Ядвига ушла помогать Олесе. Раймонд тоже пошел на кухню, позвав с собой Пшеничека.
— Вот, Олеся, новый товарищ. Помните его? Пшеничек, не зная, куда деть мокрую фуражку, крутил ее в руках. Ему уже рассказали об аресте отца. Тревога за старика не давала ему покоя.
— Присаживайтесь здесь вот, на лавке. Хоть и тесно, но уж извиняйте, — пригласила Олеся и ловко высыпала из горшка в большую миску вареный картофель.
Ядвига поливала маслом кислую капусту.
Раймонд чувствовал, что необходимо сказать девушке об Андрии.
— Олеся, вы знаете, кто это гудит?
— Нет, а что?
— Говорят, что Птаха закрылся в котельной.

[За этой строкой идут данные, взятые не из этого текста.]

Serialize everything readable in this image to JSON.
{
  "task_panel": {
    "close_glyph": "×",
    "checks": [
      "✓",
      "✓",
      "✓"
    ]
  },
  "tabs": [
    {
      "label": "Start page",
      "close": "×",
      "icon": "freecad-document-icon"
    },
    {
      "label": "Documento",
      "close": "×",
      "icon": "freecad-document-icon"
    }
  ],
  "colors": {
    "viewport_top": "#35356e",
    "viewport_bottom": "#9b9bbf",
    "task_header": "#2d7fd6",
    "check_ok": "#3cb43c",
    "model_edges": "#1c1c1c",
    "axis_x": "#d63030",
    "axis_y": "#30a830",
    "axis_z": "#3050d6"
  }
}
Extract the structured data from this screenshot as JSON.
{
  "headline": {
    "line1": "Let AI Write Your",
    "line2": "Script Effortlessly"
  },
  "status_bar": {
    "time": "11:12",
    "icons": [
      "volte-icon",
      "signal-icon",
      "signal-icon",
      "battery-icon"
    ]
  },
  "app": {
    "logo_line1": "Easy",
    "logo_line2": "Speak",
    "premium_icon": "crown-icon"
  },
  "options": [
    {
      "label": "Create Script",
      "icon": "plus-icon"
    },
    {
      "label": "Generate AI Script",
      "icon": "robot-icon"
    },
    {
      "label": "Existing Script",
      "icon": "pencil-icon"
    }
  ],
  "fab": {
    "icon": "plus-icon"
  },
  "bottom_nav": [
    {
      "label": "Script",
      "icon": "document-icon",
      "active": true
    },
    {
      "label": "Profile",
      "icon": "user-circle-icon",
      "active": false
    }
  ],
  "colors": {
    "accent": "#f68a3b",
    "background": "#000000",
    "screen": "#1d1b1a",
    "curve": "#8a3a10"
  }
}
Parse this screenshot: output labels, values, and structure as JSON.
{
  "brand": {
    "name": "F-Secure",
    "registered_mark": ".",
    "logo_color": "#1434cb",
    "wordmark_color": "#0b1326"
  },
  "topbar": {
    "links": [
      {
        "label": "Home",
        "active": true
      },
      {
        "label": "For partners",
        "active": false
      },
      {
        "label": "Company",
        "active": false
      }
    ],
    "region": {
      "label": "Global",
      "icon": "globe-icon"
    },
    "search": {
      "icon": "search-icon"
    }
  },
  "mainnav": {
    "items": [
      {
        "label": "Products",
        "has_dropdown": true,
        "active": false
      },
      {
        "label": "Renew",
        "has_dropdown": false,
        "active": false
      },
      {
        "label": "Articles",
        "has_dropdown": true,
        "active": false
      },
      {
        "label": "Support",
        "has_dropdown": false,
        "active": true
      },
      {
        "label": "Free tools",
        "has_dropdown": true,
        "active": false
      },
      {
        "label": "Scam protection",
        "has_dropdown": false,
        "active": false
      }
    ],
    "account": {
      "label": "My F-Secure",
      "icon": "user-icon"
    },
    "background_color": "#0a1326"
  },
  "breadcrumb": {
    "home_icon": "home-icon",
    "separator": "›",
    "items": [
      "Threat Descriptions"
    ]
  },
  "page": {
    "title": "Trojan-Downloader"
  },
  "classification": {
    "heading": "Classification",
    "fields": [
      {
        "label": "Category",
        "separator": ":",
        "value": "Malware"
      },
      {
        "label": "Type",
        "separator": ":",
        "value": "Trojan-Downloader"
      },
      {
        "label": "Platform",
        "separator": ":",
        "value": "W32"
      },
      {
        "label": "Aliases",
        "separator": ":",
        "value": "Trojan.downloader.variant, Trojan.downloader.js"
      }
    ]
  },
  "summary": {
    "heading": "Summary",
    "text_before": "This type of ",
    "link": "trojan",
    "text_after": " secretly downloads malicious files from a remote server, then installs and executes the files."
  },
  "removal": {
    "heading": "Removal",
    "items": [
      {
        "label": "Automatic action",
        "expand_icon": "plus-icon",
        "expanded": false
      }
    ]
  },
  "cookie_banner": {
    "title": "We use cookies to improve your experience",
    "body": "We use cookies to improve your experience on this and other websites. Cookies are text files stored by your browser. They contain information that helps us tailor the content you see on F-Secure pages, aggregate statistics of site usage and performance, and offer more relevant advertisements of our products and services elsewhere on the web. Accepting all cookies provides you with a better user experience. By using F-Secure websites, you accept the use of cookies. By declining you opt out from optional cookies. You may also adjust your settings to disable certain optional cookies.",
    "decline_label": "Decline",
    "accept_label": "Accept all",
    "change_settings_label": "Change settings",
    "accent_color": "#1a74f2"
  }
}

Черные брови девушки встрепенулись. Она не чувствовала, что горячий чугун жжет ей пальцы.
— Как Андрий? Один?
— Да. Его окружили… До сих пор отбивается от них. Пшеничек следил за Олесей грустным взглядом.
— Как же так, Раймонд? Почему его оставили! Что ж он один сделает?
Раймонд не мог смотреть ей в глаза. Он вышел из кухни.
— Отец, ты помнишь, я тебе говорил об Андрии Птахе?
— Помню.
— Это он гудит на заводе. Его убьют. Разреши нам, отец, прошу тебя…
Раймонд чувствовал, что за его спиной стоит Олеся.
— Разреши нам… Сейчас еще товарищи придут из поселка… Все знают Андрюшу. Разреши нам выручить его!
— Да, жаль парня! Кончат они его, — негромко сказал стоящий у двери высокий рабочий, тот, кого Раймонд назвал пулеметчиком.
Брови Сигизмунда сошлись в одну сплошную линию.
— У нас нет патронов. И притом выступать по частям нельзя.
Никто не шевельнулся. Раймонд стоял перед отцом, как немая просьба.
Раевский посмотрел в широко раскрытые глаза девушки, и она поняла, что он не уступит.